I like to listen.
I have learned a great deal from listening carefully.

Most people never listen.

Ernest Hemingway

Our ability to listen informs our ability to learn, grow, and thrive.

The type of listening Hemingway notes here; active, careful listening, involves more than hearing and interpreting words.

Listening is how we process feedback, and not all feedback is proceesed by your ears.

You listen to your body when it’s thirsty and to the road through the touch of your steering wheel just as you would listen to a loved one tell you about their day.

Listening is how we interpret information; turning the inputs of our world into understandings we can act upon.

The world and the people we share it with present a near limitless array of potential inputs.

Advertisers alone ensure that we consume tens of thousands every day.

Where you decide to apply your attention will determine which of those inputs shape you, your thoughts and your wellbeing.
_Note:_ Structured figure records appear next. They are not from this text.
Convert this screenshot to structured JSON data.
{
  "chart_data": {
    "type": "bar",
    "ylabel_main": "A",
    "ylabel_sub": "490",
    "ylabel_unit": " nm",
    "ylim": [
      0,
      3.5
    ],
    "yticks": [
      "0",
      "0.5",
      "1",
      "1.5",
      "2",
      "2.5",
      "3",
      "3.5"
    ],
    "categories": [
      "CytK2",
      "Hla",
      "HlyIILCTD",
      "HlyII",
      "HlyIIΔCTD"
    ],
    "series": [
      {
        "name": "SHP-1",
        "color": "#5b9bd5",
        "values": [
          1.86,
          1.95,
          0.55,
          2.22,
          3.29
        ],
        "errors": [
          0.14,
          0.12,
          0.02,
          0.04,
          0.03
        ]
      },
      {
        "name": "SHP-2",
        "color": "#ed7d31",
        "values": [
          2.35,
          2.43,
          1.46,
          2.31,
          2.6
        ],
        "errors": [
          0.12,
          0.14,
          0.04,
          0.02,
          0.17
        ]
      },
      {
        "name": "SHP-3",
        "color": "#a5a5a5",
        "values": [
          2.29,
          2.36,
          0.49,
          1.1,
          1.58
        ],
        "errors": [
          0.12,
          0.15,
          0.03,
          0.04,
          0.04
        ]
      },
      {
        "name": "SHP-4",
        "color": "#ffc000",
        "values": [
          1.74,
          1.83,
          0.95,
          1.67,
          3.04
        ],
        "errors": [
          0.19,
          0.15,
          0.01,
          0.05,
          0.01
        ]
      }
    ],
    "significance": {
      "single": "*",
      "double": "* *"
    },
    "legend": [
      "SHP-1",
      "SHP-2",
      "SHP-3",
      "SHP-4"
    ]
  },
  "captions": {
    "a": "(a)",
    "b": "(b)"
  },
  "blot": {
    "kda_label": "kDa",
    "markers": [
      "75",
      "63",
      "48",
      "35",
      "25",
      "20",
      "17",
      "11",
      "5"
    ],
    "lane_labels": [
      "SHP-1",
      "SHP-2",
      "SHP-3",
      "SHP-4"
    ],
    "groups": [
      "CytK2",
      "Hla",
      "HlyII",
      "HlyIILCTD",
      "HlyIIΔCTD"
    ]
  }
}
In a world so saturated by inputs fighting for the precious space in your mind, listening carefully is the only way to register some of the most important inputs which would otherwise be lost to our periphery;

The way a troubled friend sighs as they tell you they’re ‘fine’.

The way your little cousin taps their foot when he fibs.

Or the split second raise in the smile of your partner when you tell a bad joke they don’t want to laugh at.

If we’re not mindful, these things, the richest parts of our existence, might pass us by.

Careful listening = Paying generous attention

In this way, your attention is even more valuable than your time.

Invest it poorly, and you risk leading a meaningless existence. You could live for a millennia this way and get less out of life than someone who invested well for just a year.

Invest your attention with generosity, empathy, and joy. Succeed in this, and you’ll find it hard to life miserably.

Investing wisely requires you to share your attention only with people who matter, and to share it fully.

When these people share their own attention in return, cherish it. It’s a beautiful gift to receive.

Perhaps most importantly, beware the vices of those who are more interested in leeching your attention than sharing it with you.

Sadly, as Hemingway notes, this is most people.

Listen, pay generous attention, and encourage those around you to do the same.

But if they prove unable, walk away.

We can’t afford to spread our most valuable asset too thin.

You don’t have enough to waste on those with those unwilling to invest their own wisely beside you.